Выбрать главу

Прости меня, Повелитель Ветров, что рождаются под твоими крыльями, моя просьба ничтожна, как и я сама. Прости меня, Хранитель Пламени мира и господин всех мужчин, моя просьба ничтожна, как и я сама. Прости меня, Царица Ночи и госпожа всех женщин, моя просьба ничтожна, как и я сама.

За спиной возносила хвалы стража, переминаясь с ноги на ногу и скрипя грубо выделанной кожей сапог в ожидании, когда тархина закончит молитву, но стоило ей прошептать про себя самое начало и приветствие-поклонение богам — не разжимая губ, хотя мужчины стояли слишком далеко, чтобы услышать, — как в голове не осталось ни одного разумного слова. Лишь жалкие обиды брошенной женщины.

Я прогневала его, Великая Госпожа. Я принесла ему дочь, зная, что он желает сына. Что ему необходим сын, ибо трон его будет непрочен до конца его дней. И в том лишь моя вина. Я верила, что смогу позабыть, верила, что усмирю голос своей совести, но даже любовь ныне обращается против меня и боги карают меня за предательство.

Зардинах, смотрящая на южную стену Храма — женщина с тонким лицом и гибким телом, плавно перетекающим в получеловечье-полуптичье, отчего казалось, будто она становится одним целым с Великим Богом, — молчала. Азарот, обращенный ликом к северной стене и точно так же сливающийся с Ташем с другой стороны столпа, — отчего божества становились жутковатым многоруким существом о трех головах, — равнодушно взирал на поддерживающие потолок колонны, увитые узорами из разноцветных камней. И руки тархины в тонких кольцах с крошкой драгоценных камней дрожали всё сильнее под единственно обращенным на нее неотрывным взглядом выточенных из агата глаз. Сквозь птичье лицо проступало другое: смуглое, обрамленное длинными черными волосами, красивое настолько, что при каждом взгляде на него Ласаралин забывала, как дышать.
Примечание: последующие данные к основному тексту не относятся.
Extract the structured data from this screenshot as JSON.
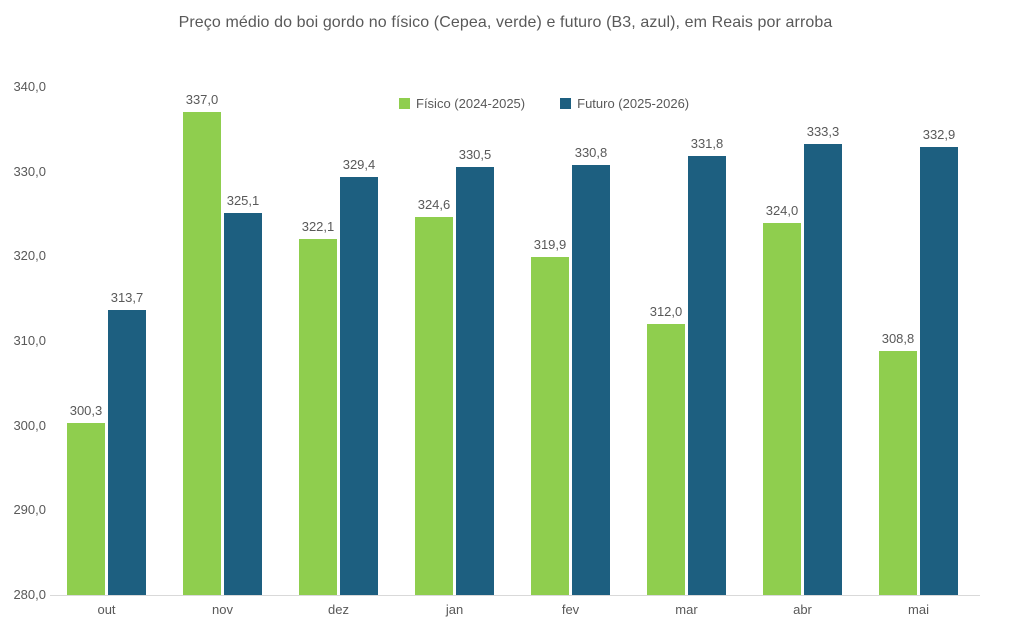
{
  "title": "Preço médio do boi gordo no físico (Cepea, verde) e futuro (B3, azul), em Reais por arroba",
  "colors": {
    "fisico_green": "#8FCE4E",
    "futuro_blue": "#1D5F80",
    "title_text": "#595959",
    "axis_text": "#595959",
    "data_label_text": "#595959",
    "axis_line": "#d9d9d9",
    "background": "#ffffff"
  },
  "chart_data": {
    "type": "bar",
    "title": "Preço médio do boi gordo no físico (Cepea, verde) e futuro (B3, azul), em Reais por arroba",
    "categories": [
      "out",
      "nov",
      "dez",
      "jan",
      "fev",
      "mar",
      "abr",
      "mai"
    ],
    "series": [
      {
        "key": "fisico",
        "name": "Físico (2024-2025)",
        "color": "#8FCE4E",
        "values": [
          300.3,
          337.0,
          322.1,
          324.6,
          319.9,
          312.0,
          324.0,
          308.8
        ],
        "labels": [
          "300,3",
          "337,0",
          "322,1",
          "324,6",
          "319,9",
          "312,0",
          "324,0",
          "308,8"
        ]
      },
      {
        "key": "futuro",
        "name": "Futuro (2025-2026)",
        "color": "#1D5F80",
        "values": [
          313.7,
          325.1,
          329.4,
          330.5,
          330.8,
          331.8,
          333.3,
          332.9
        ],
        "labels": [
          "313,7",
          "325,1",
          "329,4",
          "330,5",
          "330,8",
          "331,8",
          "333,3",
          "332,9"
        ]
      }
    ],
    "xlabel": "",
    "ylabel": "",
    "ylim": [
      280,
      340
    ],
    "ytick_step": 10,
    "ytick_labels": [
      "280,0",
      "290,0",
      "300,0",
      "310,0",
      "320,0",
      "330,0",
      "340,0"
    ],
    "grid": false,
    "legend_position": "top",
    "data_labels": true
  }
}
И совершенно равнодушное.

Увидев это выражение впервые, она сумела вымолвить всего несколько слов, протягивая вперед сверток из белоснежной ткани, в складках которой виднелось лишь маленькое круглое личико. Вскочила бы с постели, рухнула на колени, обнимая его ноги и умоляя о прощении, но не находила в себе сил даже пошевелиться, чтобы не почувствовать острой, пронизывающей всё тело боли.

— Как… ты назовешь ее, мой господин?

— Нарджис, — ответил муж, и она не услышала в его голос даже намека на радость. Как и на злость, но…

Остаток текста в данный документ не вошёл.